Kennedy gives a good recommendation of using an extremely thinned white. The only danger with that method (or really any lightening method, when you get right down to it) is that the change is so gradual because of doing so many coats over a couple hours you can easily not notice how much you're accumulating and overdo it. It's best to have a factory painted equivalent model to place next to the one you're lightening in between coats. You'll see the true change you're making and lessen the likelihood that you'll overdo it.
 
RCH said:
Kennedy gives a good recommendation of using an extremely thinned white. The only danger with that method (or really any lightening method, when you get right down to it) is that the change is so gradual because of doing so many coats over a couple hours you can easily not notice how much you're accumulating and overdo it. It's best to have a factory painted equivalent model to place next to the one you're lightening in between coats. You'll see the true change you're making and lessen the likelihood that you'll overdo it.

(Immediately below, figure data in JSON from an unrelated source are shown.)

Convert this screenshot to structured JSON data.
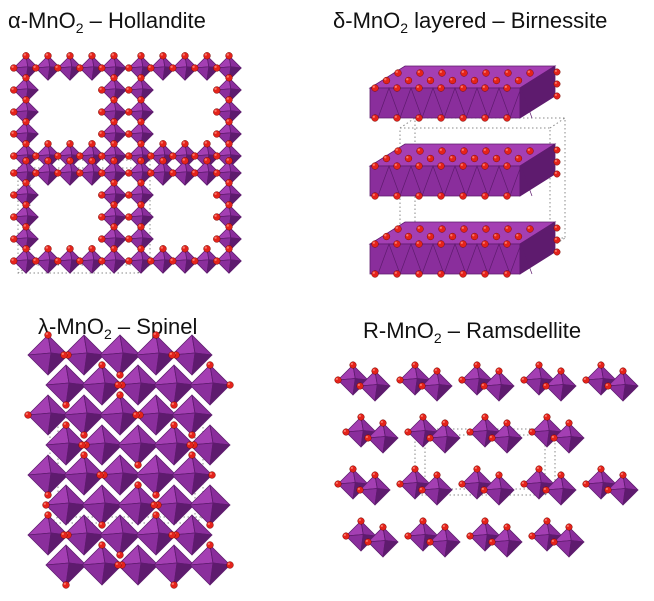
{
  "panels": [
    {
      "id": "alpha",
      "name_prefix": "α-MnO",
      "subscript": "2",
      "name_suffix": " – Hollandite",
      "structure": "tunnel-2x2",
      "unit_cell_box": "dotted"
    },
    {
      "id": "delta",
      "name_prefix": "δ-MnO",
      "subscript": "2",
      "name_suffix": " layered – Birnessite",
      "structure": "layered",
      "unit_cell_box": "dotted"
    },
    {
      "id": "lambda",
      "name_prefix": "λ-MnO",
      "subscript": "2",
      "name_suffix": " – Spinel",
      "structure": "spinel-3d",
      "unit_cell_box": "dotted"
    },
    {
      "id": "ramsdellite",
      "name_prefix": "R-MnO",
      "subscript": "2",
      "name_suffix": " – Ramsdellite",
      "structure": "tunnel-1x2",
      "unit_cell_box": "dotted"
    }
  ],
  "colors": {
    "octahedron_light": "#a43fb3",
    "octahedron_mid": "#8a2e9c",
    "octahedron_dark": "#5e1b6e",
    "oxygen": "#e4231b",
    "oxygen_highlight": "#ff8a7a",
    "cell_box": "#888888"
  }
}
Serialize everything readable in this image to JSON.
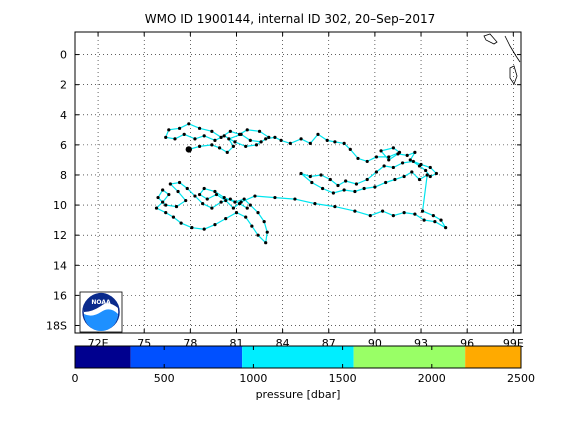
{
  "chart_data": {
    "type": "line",
    "title": "WMO ID 1900144, internal ID 302, 20–Sep–2017",
    "xlim": [
      70.5,
      99.5
    ],
    "ylim": [
      -1.5,
      18.5
    ],
    "y_reversed": true,
    "grid": true,
    "x_ticks": [
      {
        "value": 72,
        "label": "72E"
      },
      {
        "value": 75,
        "label": "75"
      },
      {
        "value": 78,
        "label": "78"
      },
      {
        "value": 81,
        "label": "81"
      },
      {
        "value": 84,
        "label": "84"
      },
      {
        "value": 87,
        "label": "87"
      },
      {
        "value": 90,
        "label": "90"
      },
      {
        "value": 93,
        "label": "93"
      },
      {
        "value": 96,
        "label": "96"
      },
      {
        "value": 99,
        "label": "99E"
      }
    ],
    "y_ticks": [
      {
        "value": 0,
        "label": "0"
      },
      {
        "value": 2,
        "label": "2"
      },
      {
        "value": 4,
        "label": "4"
      },
      {
        "value": 6,
        "label": "6"
      },
      {
        "value": 8,
        "label": "8"
      },
      {
        "value": 10,
        "label": "10"
      },
      {
        "value": 12,
        "label": "12"
      },
      {
        "value": 14,
        "label": "14"
      },
      {
        "value": 16,
        "label": "16"
      },
      {
        "value": 18,
        "label": "18S"
      }
    ],
    "track_color": "#00e5ee",
    "marker_color": "#000000",
    "track": [
      {
        "x": 77.9,
        "y": 6.3
      },
      {
        "x": 78.6,
        "y": 6.1
      },
      {
        "x": 79.4,
        "y": 6.0
      },
      {
        "x": 79.9,
        "y": 6.2
      },
      {
        "x": 80.4,
        "y": 6.5
      },
      {
        "x": 80.8,
        "y": 6.1
      },
      {
        "x": 80.5,
        "y": 5.6
      },
      {
        "x": 81.3,
        "y": 5.3
      },
      {
        "x": 81.9,
        "y": 5.7
      },
      {
        "x": 82.6,
        "y": 5.8
      },
      {
        "x": 83.1,
        "y": 5.5
      },
      {
        "x": 82.5,
        "y": 5.1
      },
      {
        "x": 81.7,
        "y": 5.0
      },
      {
        "x": 81.2,
        "y": 5.3
      },
      {
        "x": 80.6,
        "y": 5.1
      },
      {
        "x": 80.0,
        "y": 5.5
      },
      {
        "x": 79.4,
        "y": 5.1
      },
      {
        "x": 78.6,
        "y": 4.9
      },
      {
        "x": 77.9,
        "y": 4.6
      },
      {
        "x": 77.3,
        "y": 4.9
      },
      {
        "x": 76.6,
        "y": 5.0
      },
      {
        "x": 76.4,
        "y": 5.5
      },
      {
        "x": 77.0,
        "y": 5.6
      },
      {
        "x": 77.6,
        "y": 5.3
      },
      {
        "x": 78.3,
        "y": 5.6
      },
      {
        "x": 78.9,
        "y": 5.4
      },
      {
        "x": 79.6,
        "y": 5.7
      },
      {
        "x": 80.2,
        "y": 5.4
      },
      {
        "x": 80.9,
        "y": 5.8
      },
      {
        "x": 81.6,
        "y": 6.1
      },
      {
        "x": 82.3,
        "y": 6.0
      },
      {
        "x": 82.9,
        "y": 5.6
      },
      {
        "x": 83.5,
        "y": 5.5
      },
      {
        "x": 83.9,
        "y": 5.7
      },
      {
        "x": 84.5,
        "y": 5.9
      },
      {
        "x": 85.2,
        "y": 5.6
      },
      {
        "x": 85.8,
        "y": 5.9
      },
      {
        "x": 86.3,
        "y": 5.3
      },
      {
        "x": 86.9,
        "y": 5.7
      },
      {
        "x": 87.4,
        "y": 5.8
      },
      {
        "x": 88.0,
        "y": 5.9
      },
      {
        "x": 88.4,
        "y": 6.3
      },
      {
        "x": 88.9,
        "y": 6.9
      },
      {
        "x": 89.5,
        "y": 7.1
      },
      {
        "x": 90.1,
        "y": 6.8
      },
      {
        "x": 90.9,
        "y": 6.8
      },
      {
        "x": 91.6,
        "y": 6.5
      },
      {
        "x": 91.2,
        "y": 6.2
      },
      {
        "x": 90.4,
        "y": 6.4
      },
      {
        "x": 90.9,
        "y": 7.0
      },
      {
        "x": 91.5,
        "y": 6.6
      },
      {
        "x": 92.1,
        "y": 6.7
      },
      {
        "x": 92.6,
        "y": 6.5
      },
      {
        "x": 92.3,
        "y": 7.0
      },
      {
        "x": 92.9,
        "y": 7.4
      },
      {
        "x": 93.3,
        "y": 7.7
      },
      {
        "x": 93.6,
        "y": 8.1
      },
      {
        "x": 94.0,
        "y": 7.9
      },
      {
        "x": 93.6,
        "y": 7.5
      },
      {
        "x": 93.0,
        "y": 7.3
      },
      {
        "x": 92.5,
        "y": 7.1
      },
      {
        "x": 91.8,
        "y": 7.2
      },
      {
        "x": 91.2,
        "y": 7.5
      },
      {
        "x": 90.6,
        "y": 7.4
      },
      {
        "x": 90.1,
        "y": 7.8
      },
      {
        "x": 89.5,
        "y": 8.3
      },
      {
        "x": 88.8,
        "y": 8.6
      },
      {
        "x": 88.1,
        "y": 8.4
      },
      {
        "x": 87.6,
        "y": 8.7
      },
      {
        "x": 87.1,
        "y": 8.3
      },
      {
        "x": 86.5,
        "y": 8.0
      },
      {
        "x": 85.8,
        "y": 8.1
      },
      {
        "x": 85.2,
        "y": 7.9
      },
      {
        "x": 85.9,
        "y": 8.5
      },
      {
        "x": 86.6,
        "y": 8.9
      },
      {
        "x": 87.3,
        "y": 9.2
      },
      {
        "x": 88.0,
        "y": 9.0
      },
      {
        "x": 88.7,
        "y": 9.1
      },
      {
        "x": 89.3,
        "y": 8.9
      },
      {
        "x": 90.0,
        "y": 8.8
      },
      {
        "x": 90.7,
        "y": 8.5
      },
      {
        "x": 91.3,
        "y": 8.3
      },
      {
        "x": 91.9,
        "y": 8.1
      },
      {
        "x": 92.4,
        "y": 7.8
      },
      {
        "x": 92.9,
        "y": 8.3
      },
      {
        "x": 93.4,
        "y": 8.0
      },
      {
        "x": 93.1,
        "y": 10.4
      },
      {
        "x": 93.8,
        "y": 10.7
      },
      {
        "x": 94.3,
        "y": 11.0
      },
      {
        "x": 94.6,
        "y": 11.5
      },
      {
        "x": 93.9,
        "y": 11.1
      },
      {
        "x": 93.2,
        "y": 11.0
      },
      {
        "x": 92.6,
        "y": 10.6
      },
      {
        "x": 91.9,
        "y": 10.5
      },
      {
        "x": 91.2,
        "y": 10.7
      },
      {
        "x": 90.5,
        "y": 10.4
      },
      {
        "x": 89.7,
        "y": 10.7
      },
      {
        "x": 88.7,
        "y": 10.4
      },
      {
        "x": 87.4,
        "y": 10.1
      },
      {
        "x": 86.1,
        "y": 9.9
      },
      {
        "x": 84.8,
        "y": 9.6
      },
      {
        "x": 83.5,
        "y": 9.5
      },
      {
        "x": 82.2,
        "y": 9.4
      },
      {
        "x": 81.3,
        "y": 9.8
      },
      {
        "x": 80.8,
        "y": 10.2
      },
      {
        "x": 80.3,
        "y": 9.7
      },
      {
        "x": 79.7,
        "y": 9.3
      },
      {
        "x": 79.1,
        "y": 9.6
      },
      {
        "x": 78.6,
        "y": 9.3
      },
      {
        "x": 78.9,
        "y": 8.9
      },
      {
        "x": 79.6,
        "y": 9.1
      },
      {
        "x": 80.2,
        "y": 9.5
      },
      {
        "x": 80.9,
        "y": 9.8
      },
      {
        "x": 81.5,
        "y": 9.6
      },
      {
        "x": 81.9,
        "y": 10.0
      },
      {
        "x": 82.4,
        "y": 10.5
      },
      {
        "x": 82.8,
        "y": 11.1
      },
      {
        "x": 83.0,
        "y": 11.8
      },
      {
        "x": 82.9,
        "y": 12.5
      },
      {
        "x": 82.4,
        "y": 12.0
      },
      {
        "x": 82.0,
        "y": 11.4
      },
      {
        "x": 81.6,
        "y": 10.8
      },
      {
        "x": 81.0,
        "y": 10.5
      },
      {
        "x": 80.3,
        "y": 10.9
      },
      {
        "x": 79.6,
        "y": 11.3
      },
      {
        "x": 78.9,
        "y": 11.6
      },
      {
        "x": 78.1,
        "y": 11.5
      },
      {
        "x": 77.4,
        "y": 11.2
      },
      {
        "x": 76.9,
        "y": 10.8
      },
      {
        "x": 76.4,
        "y": 10.5
      },
      {
        "x": 75.8,
        "y": 10.2
      },
      {
        "x": 76.2,
        "y": 9.8
      },
      {
        "x": 76.6,
        "y": 9.3
      },
      {
        "x": 76.2,
        "y": 9.0
      },
      {
        "x": 75.9,
        "y": 9.5
      },
      {
        "x": 76.4,
        "y": 10.0
      },
      {
        "x": 77.1,
        "y": 10.1
      },
      {
        "x": 77.7,
        "y": 9.7
      },
      {
        "x": 77.2,
        "y": 9.1
      },
      {
        "x": 76.7,
        "y": 8.6
      },
      {
        "x": 77.3,
        "y": 8.5
      },
      {
        "x": 77.8,
        "y": 8.9
      },
      {
        "x": 78.3,
        "y": 9.4
      },
      {
        "x": 78.8,
        "y": 9.9
      },
      {
        "x": 79.4,
        "y": 10.2
      },
      {
        "x": 80.0,
        "y": 9.8
      },
      {
        "x": 80.6,
        "y": 9.6
      },
      {
        "x": 81.2,
        "y": 9.9
      },
      {
        "x": 81.7,
        "y": 10.2
      }
    ],
    "start_point": {
      "x": 77.9,
      "y": 6.3
    },
    "colorbar": {
      "label": "pressure [dbar]",
      "min": 0,
      "max": 2500,
      "tick_values": [
        0,
        500,
        1000,
        1500,
        2000,
        2500
      ],
      "tick_labels": [
        "0",
        "500",
        "1000",
        "1500",
        "2000",
        "2500"
      ],
      "bands": [
        {
          "from": 0,
          "to": 312,
          "color": "#00008f"
        },
        {
          "from": 312,
          "to": 937,
          "color": "#0050ff"
        },
        {
          "from": 937,
          "to": 1562,
          "color": "#00eeff"
        },
        {
          "from": 1562,
          "to": 2187,
          "color": "#99ff66"
        },
        {
          "from": 2187,
          "to": 2500,
          "color": "#ffaa00"
        }
      ]
    }
  },
  "logo": {
    "text": "NOAA",
    "ring_color": "#0a2a8c",
    "water_color": "#1e90ff"
  }
}
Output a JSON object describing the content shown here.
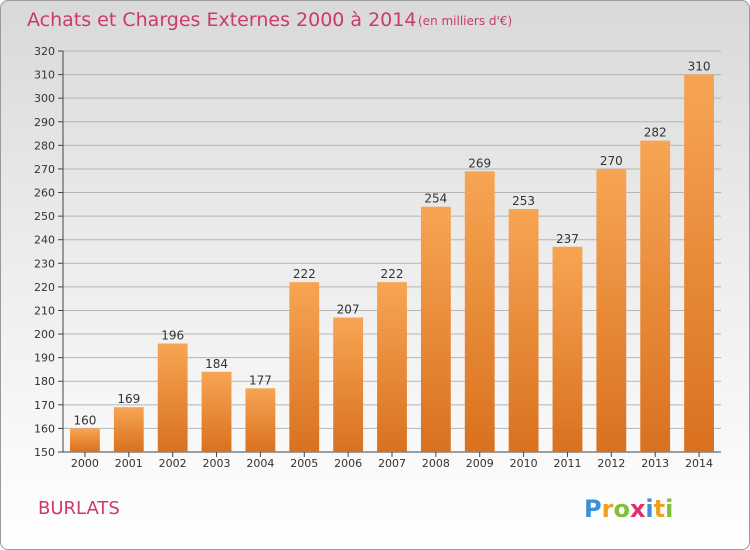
{
  "header": {
    "title": "Achats et Charges Externes 2000 à 2014",
    "unit": "(en milliers d'€)"
  },
  "place": "BURLATS",
  "logo": {
    "letters": [
      "P",
      "r",
      "o",
      "x",
      "i",
      "t",
      "i"
    ],
    "colors": [
      "#3a8fd6",
      "#f0a020",
      "#7fbf3a",
      "#e0306a",
      "#3a8fd6",
      "#f0a020",
      "#7fbf3a"
    ]
  },
  "colors": {
    "bar_top": "#f7a553",
    "bar_bottom": "#d9711f",
    "title": "#cc3a66",
    "grid": "#b5b5b5"
  },
  "chart_data": {
    "type": "bar",
    "title": "Achats et Charges Externes 2000 à 2014",
    "subtitle": "(en milliers d'€)",
    "categories": [
      "2000",
      "2001",
      "2002",
      "2003",
      "2004",
      "2005",
      "2006",
      "2007",
      "2008",
      "2009",
      "2010",
      "2011",
      "2012",
      "2013",
      "2014"
    ],
    "values": [
      160,
      169,
      196,
      184,
      177,
      222,
      207,
      222,
      254,
      269,
      253,
      237,
      270,
      282,
      310
    ],
    "ylim": [
      150,
      320
    ],
    "yticks": [
      150,
      160,
      170,
      180,
      190,
      200,
      210,
      220,
      230,
      240,
      250,
      260,
      270,
      280,
      290,
      300,
      310,
      320
    ],
    "grid": true,
    "xlabel": "",
    "ylabel": ""
  }
}
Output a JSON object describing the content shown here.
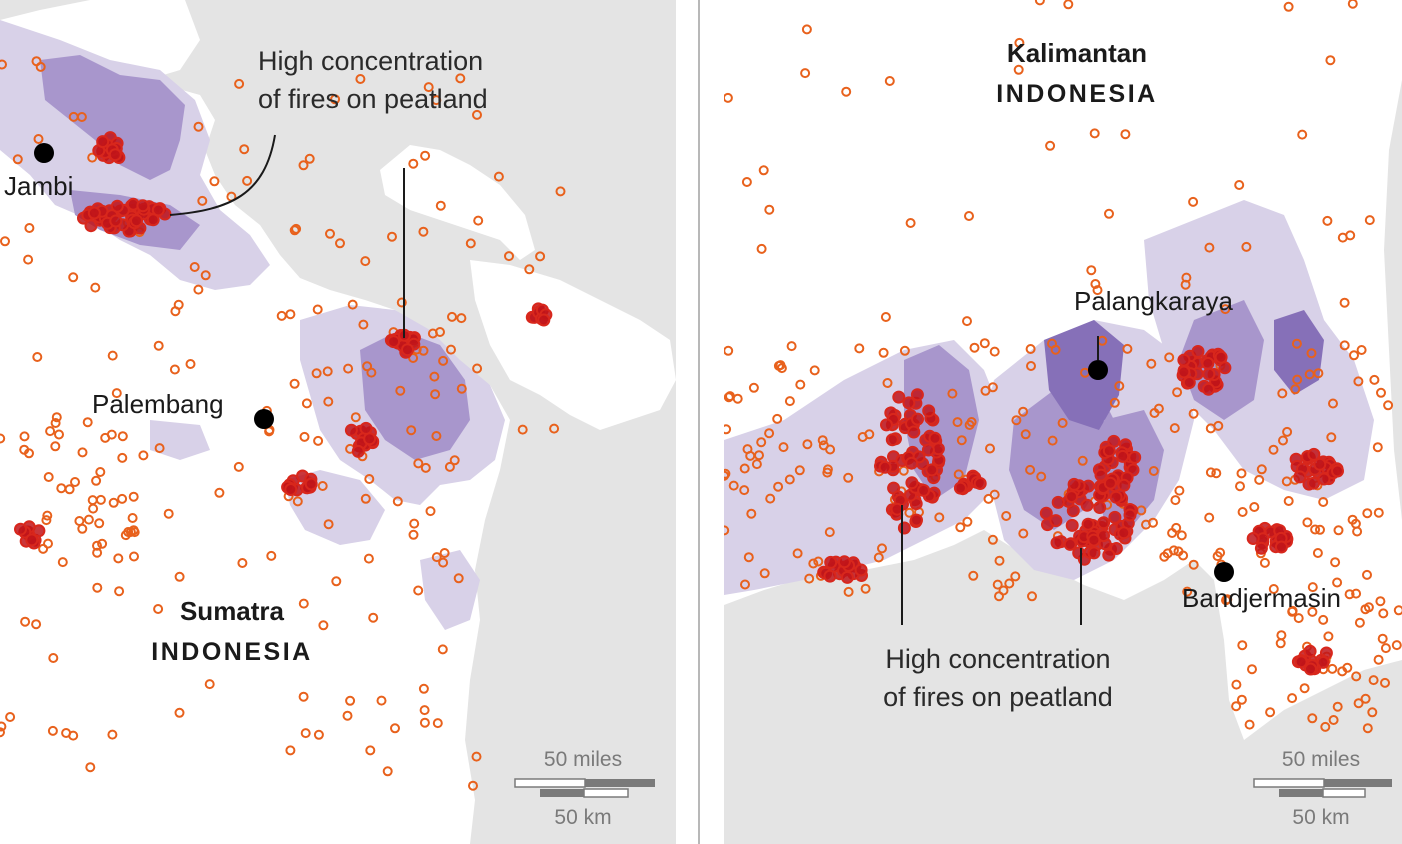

Before I did mine, I painted some scrap styrene in the same orange color, applied black decals, and dullcoated it, then test-sprayed my white wash over those. I made varying numbers of passes over 3 different pieces, logging the number for each one, and waited for them to dry. Then I had a better idea as to what would work best on the actual models.
 
CSX_road_slug said:
Before I did mine, I painted some scrap styrene in the same orange color, applied black decals, and dullcoated it, then test-sprayed my white wash over those. I made varying numbers of passes over 3 different pieces, logging the number for each one, and waited for them to dry. Then I had a better idea as to what would work best on the actual models.

And ladies and gentlemen, that's how it's done. Make the art of painting into a science and it can be done in the dark...

Half the time, I *am* painting in near darkness.... that's when my girls fall asleep so I can work on the trains. :D
 
I just beat up an old boxcar... lol, never gone throught the work to make a sheet to test it on, lol. I should be testing sample #2 sometime this weekend, on my well car.